Bill Donahue, president of the Catholic League, said the work was a direct assault on Christians. "All those involved are lucky that angry Christians don't react the way extremist Muslims do when they're offended."
That the work of an internationally renowned artist can be pulled from a gallery in Manhattan - arguably the most liberal city in the US - is an indication of the power that organised religion wields within the country.
Matt Semmler, director of the Lab, told the Guardian before the cancellation was announced that neither he nor the artist had any intention to offend. "For me this is done a place of reverence and meditation - that's why I chose the piece. This is not intended to be disrespectful."
He added that over the centuries there had been thousands of depictions of Christ in many different styles.
WM question: Were Christians offended because Jesus was chocolate or because his ding-a-ling was showing?)Link
"...Bill Donahue, president of the Catholic League, said the work was a direct assault on Christians. `All those involved are lucky that angry Christians don't react the way extremist Muslims do when they're offended.'..."
Note the invariable tendency of the religious person to "compare down". i.e. At least we didn't execute Galileo. Or, at least all that money with In God We Trust isn't dyed blood red and made into the shape of a cross. etc etc
Hey, y'can _always_ be more ignorant; it's a growth field. And to insure that ignorance will increase, just keep setting your sites downward; keep on pointing to the even-more-ignorant thing that you didn't do, but could have done, and eventually you or someone cut from the same cloth as you will do it.
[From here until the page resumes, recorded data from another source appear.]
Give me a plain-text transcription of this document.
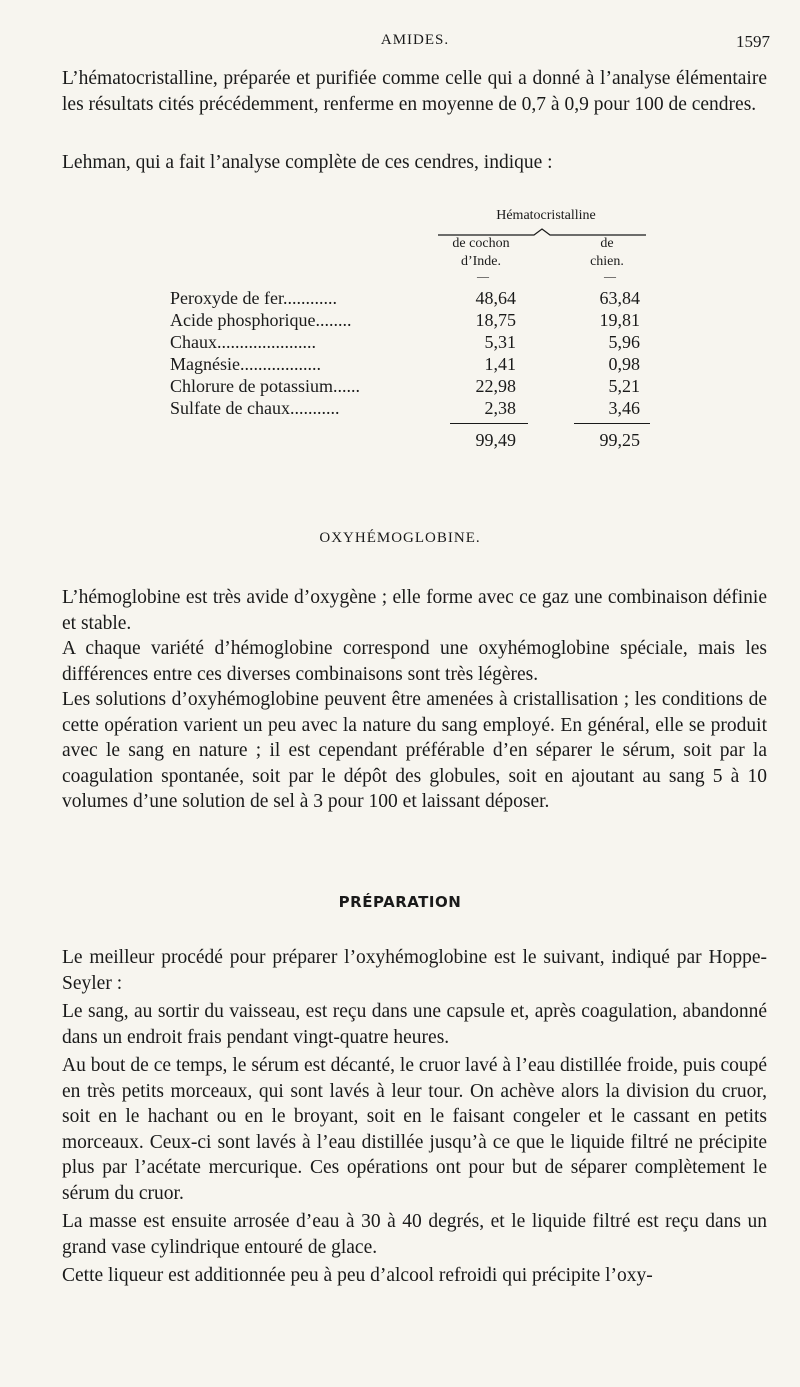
AMIDES.	1597

L’hématocristalline, préparée et purifiée comme celle qui a donné à l’analyse élémentaire les résultats cités précédemment, renferme en moyenne de 0,7 à 0,9 pour 100 de cendres.

Lehman, qui a fait l’analyse complète de ces cendres, indique :

Hématocristalline
de cochon
d’Inde.
de
chien.
—	—
Peroxyde de fer............	48,64	63,84
Acide phosphorique........	18,75	19,81
Chaux......................	5,31	5,96
Magnésie..................	1,41	0,98
Chlorure de potassium......	22,98	5,21
Sulfate de chaux...........	2,38	3,46
99,49	99,25
OXYHÉMOGLOBINE.

L’hémoglobine est très avide d’oxygène ; elle forme avec ce gaz une combinaison définie et stable.

A chaque variété d’hémoglobine correspond une oxyhémoglobine spéciale, mais les différences entre ces diverses combinaisons sont très légères.

Les solutions d’oxyhémoglobine peuvent être amenées à cristallisation ; les conditions de cette opération varient un peu avec la nature du sang employé. En général, elle se produit avec le sang en nature ; il est cependant préférable d’en séparer le sérum, soit par la coagulation spontanée, soit par le dépôt des globules, soit en ajoutant au sang 5 à 10 volumes d’une solution de sel à 3 pour 100 et laissant déposer.

PRÉPARATION

Le meilleur procédé pour préparer l’oxyhémoglobine est le suivant, indiqué par Hoppe-Seyler :

Le sang, au sortir du vaisseau, est reçu dans une capsule et, après coagulation, abandonné dans un endroit frais pendant vingt-quatre heures.

Au bout de ce temps, le sérum est décanté, le cruor lavé à l’eau distillée froide, puis coupé en très petits morceaux, qui sont lavés à leur tour. On achève alors la division du cruor, soit en le hachant ou en le broyant, soit en le faisant congeler et le cassant en petits morceaux. Ceux-ci sont lavés à l’eau distillée jusqu’à ce que le liquide filtré ne précipite plus par l’acétate mercurique. Ces opérations ont pour but de séparer complètement le sérum du cruor.

La masse est ensuite arrosée d’eau à 30 à 40 degrés, et le liquide filtré est reçu dans un grand vase cylindrique entouré de glace.

Cette liqueur est additionnée peu à peu d’alcool refroidi qui précipite l’oxy-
Yet another one could be the fact the substance...chocolate used was a dig at Christian's belief in remembering Christ's sacrifice and the way people honor Him - via Eucharist in Christian communion services. Get it? The "body" of Christ by the artist is chocolate...something which supposedly we can "eat". Christ says after breaking the bread... "Take it and EAT. This is my BODY."
You're right to point out that it would take a lot more guts (or stupidity) to do something similar with Mohammed.....
.....in the year 2007.
Times have changed, in certain societies.
Guess I know now.
What I meant was, I always wondered (to myself) why we didn't have chocky jebuses.